Veteran Bay Street economist and strategist David Rosenberg is warning that a return to a more normalized interest rate environment could stop the record-breaking market rally in its tracks.

In a television interview Tuesday, Rosenberg, the chief economist and strategist at Rosenberg Research, said what he views as an asset bubble will burst once rates begin to creep higher.

“We are in a huge financial asset bubble, but you know … bubbles will last longer than you think, but they don’t correct by going sideways. We know they end in tears and so will this one,” he said. “And when it does it’s going to be because, oops, what do you know, as a government we overstimulated, inflation came back and interest rates all of a sudden aren’t at zero anymore.”

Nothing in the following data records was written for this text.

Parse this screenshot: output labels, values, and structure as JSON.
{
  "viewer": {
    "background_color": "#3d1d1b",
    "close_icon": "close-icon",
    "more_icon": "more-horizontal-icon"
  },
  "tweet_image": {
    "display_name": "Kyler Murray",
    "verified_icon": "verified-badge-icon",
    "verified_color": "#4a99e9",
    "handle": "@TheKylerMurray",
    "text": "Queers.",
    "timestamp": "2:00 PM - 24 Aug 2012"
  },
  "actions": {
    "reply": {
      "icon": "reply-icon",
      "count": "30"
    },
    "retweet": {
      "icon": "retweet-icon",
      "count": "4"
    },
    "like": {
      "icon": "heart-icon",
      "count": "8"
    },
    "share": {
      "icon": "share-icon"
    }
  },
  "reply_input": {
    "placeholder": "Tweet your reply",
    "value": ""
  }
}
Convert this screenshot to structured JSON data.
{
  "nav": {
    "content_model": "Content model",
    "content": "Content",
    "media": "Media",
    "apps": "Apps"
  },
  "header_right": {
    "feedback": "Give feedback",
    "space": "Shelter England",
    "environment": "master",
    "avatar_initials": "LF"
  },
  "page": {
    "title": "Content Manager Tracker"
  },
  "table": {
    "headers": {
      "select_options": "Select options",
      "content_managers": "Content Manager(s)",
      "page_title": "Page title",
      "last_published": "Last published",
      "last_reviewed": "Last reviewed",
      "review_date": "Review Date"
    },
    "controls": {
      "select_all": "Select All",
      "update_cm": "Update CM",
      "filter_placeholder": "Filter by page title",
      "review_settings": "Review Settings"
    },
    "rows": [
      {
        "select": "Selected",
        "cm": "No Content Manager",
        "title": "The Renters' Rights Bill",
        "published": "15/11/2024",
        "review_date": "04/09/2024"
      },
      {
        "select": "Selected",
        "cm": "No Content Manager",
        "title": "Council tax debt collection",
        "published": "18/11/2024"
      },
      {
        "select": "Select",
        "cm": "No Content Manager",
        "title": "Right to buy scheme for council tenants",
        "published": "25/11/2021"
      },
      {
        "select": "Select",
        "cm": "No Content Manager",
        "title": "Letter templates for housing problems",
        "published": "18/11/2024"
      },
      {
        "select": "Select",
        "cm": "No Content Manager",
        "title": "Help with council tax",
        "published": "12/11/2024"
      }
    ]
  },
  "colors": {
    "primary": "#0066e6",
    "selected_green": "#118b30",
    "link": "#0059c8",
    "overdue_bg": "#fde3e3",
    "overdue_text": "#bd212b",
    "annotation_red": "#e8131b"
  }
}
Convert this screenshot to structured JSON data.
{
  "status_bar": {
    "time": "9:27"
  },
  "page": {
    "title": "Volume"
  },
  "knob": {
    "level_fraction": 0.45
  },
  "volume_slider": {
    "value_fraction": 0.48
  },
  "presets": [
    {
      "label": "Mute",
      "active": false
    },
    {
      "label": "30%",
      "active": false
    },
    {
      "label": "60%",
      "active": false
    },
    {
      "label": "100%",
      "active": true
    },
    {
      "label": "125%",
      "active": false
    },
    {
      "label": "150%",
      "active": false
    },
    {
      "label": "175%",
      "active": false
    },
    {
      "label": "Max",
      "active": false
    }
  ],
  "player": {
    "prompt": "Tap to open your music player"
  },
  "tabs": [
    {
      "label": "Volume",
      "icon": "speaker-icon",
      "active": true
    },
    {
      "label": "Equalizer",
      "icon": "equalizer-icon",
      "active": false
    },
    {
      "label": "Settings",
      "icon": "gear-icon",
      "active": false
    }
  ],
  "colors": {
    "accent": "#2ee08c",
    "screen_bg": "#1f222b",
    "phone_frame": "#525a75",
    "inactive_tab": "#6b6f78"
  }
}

Rosenberg said the coordinated effort undertaken by central banks around the world to keep rates lower for longer to combat the COVID-19 crisis has lulled market participants into a false sense of security, with cheap money helping to send risk assets like stocks higher.

“With COVID, the S&P 500 is at 3,700. If we didn’t have COVID this year, the S&P would be 3,200 right now. So in the most bizarre, you’d say almost perverse way, COVID has added 500 points, or 13 per cent to the S&P 500. Why? Because of what the Fed is doing,” he said.

Rosenberg warned that a return of inflation could not only put the brakes on equity market returns, but could also throw a wrench into the Canadian government’s aggressive stimulus plans, given Ottawa’s financial assumptions rely on low borrowing costs.

“The risk is that inflation comes back sooner rather than later, and that might not be a 2021 story, it might be a 2022 story, but that to me is the real principle risk,” he said. “Especially when you look at the fiscal projections in Ottawa, that sustainability hinges on a multi-year period of zero rates, and I think that’s truly pie in the sky.”